“Was you feelin’ bad, honey?” old Mrs. Stover asked. She was a tired old woman whose eighty years found it hard to keep up with her niece’s forty-five energetic ones, but she was afraid to be left alone and so was forced to trail feebly in the other’s wake. She gasped now as she sank upon the sofa, her mouth open and tremulous, although she tried every now and again to shut it. But uncertain and dim as her eyes were, they were the only ones that held any comfort for Julie. “Was you sick?” she repeated.

But Mrs. Wicket, who never paid any attention to what her aunt said, cut her short and demanded again, “What made you slip out of church like that, Julie?”

“I—I felt kind of funny,” Julie parried, her cheeks turning red.

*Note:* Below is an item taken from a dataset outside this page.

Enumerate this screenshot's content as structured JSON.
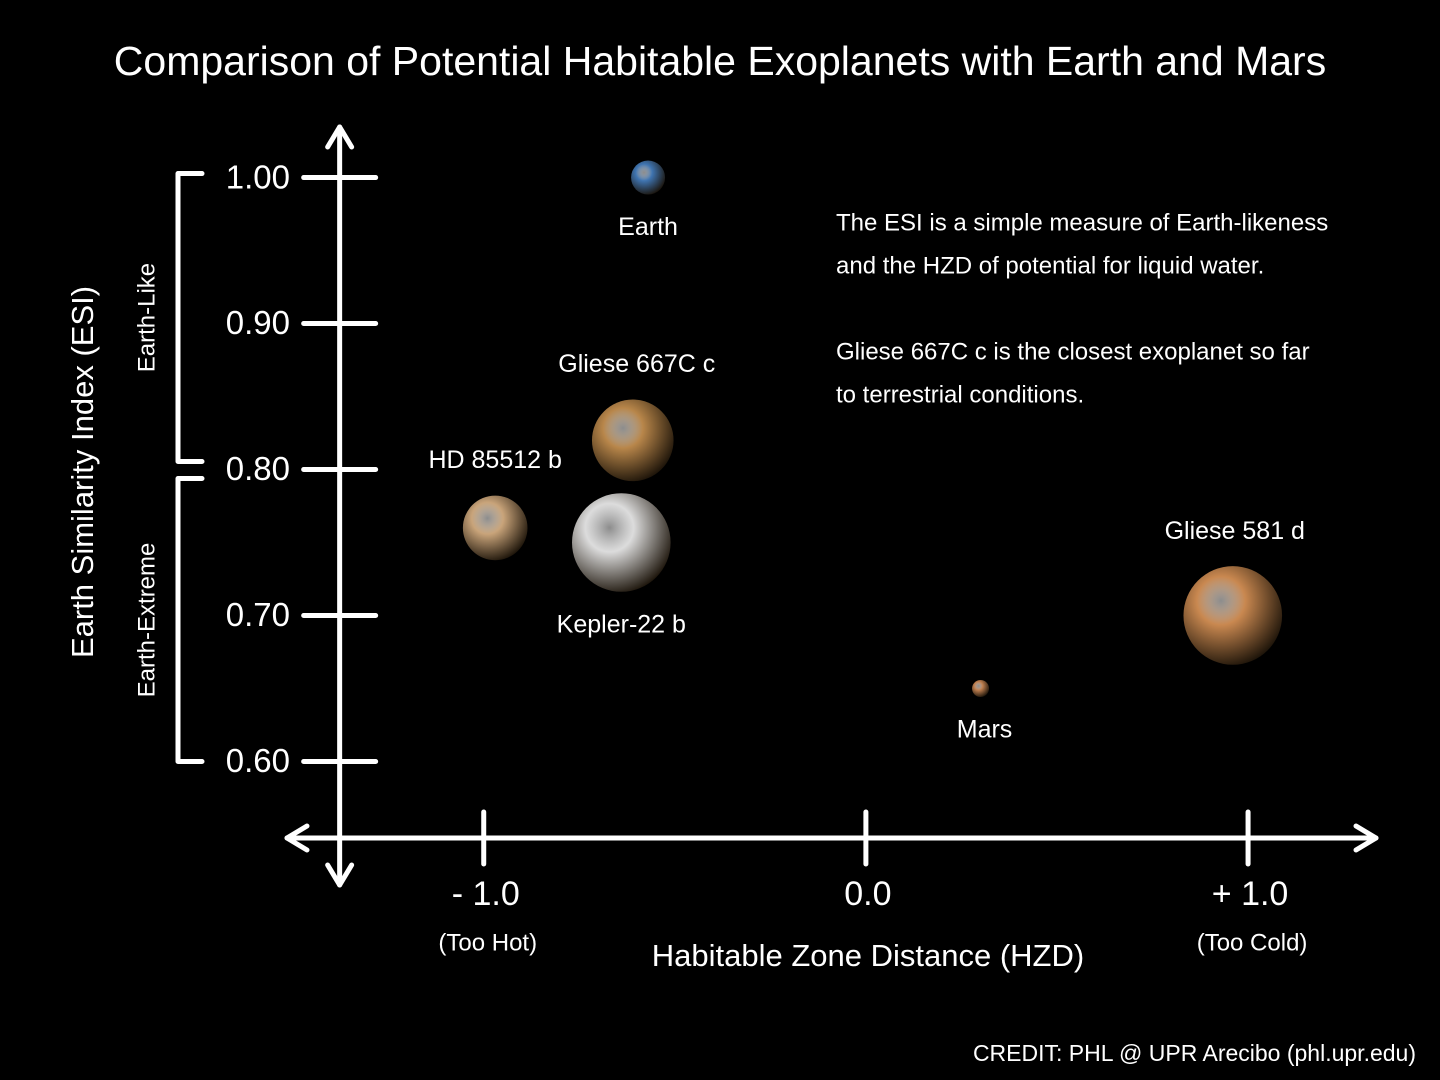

“Mrs. Anderson said you stole out like that because you were afraid Brother Seabrook would call on you to pray,” Miss Humphries announced heavily.

“Mrs. Anderson’s right hot with you, Julie, for givin’ her the slip like that,” Mrs. Wicket stated.

Julie said nothing. She sat with tightly folded hands on her knees and forced herself to look straight at first one inquisitor and then the other, with what might appear to be an air of composure, although the eyes seemed to bore into her soul, and to meet them squarely caused her almost a physical discomfort.

“Were you afraid he was going to call on you to pray, Julie?” Mrs. Wicket repeated all over again.

“Well—well, he did,—” Julie blundered—and knew at once that she was lost. “That is—I—I was afraid he might,” she added, frightened into the truth.

Mrs. Wicket’s eyes snapped wide open. “Why, Julie,” she cried. “Why, how on earth did you know he called on you?”

But Miss Mary Humphries had been caught by the second part of Julie’s statement.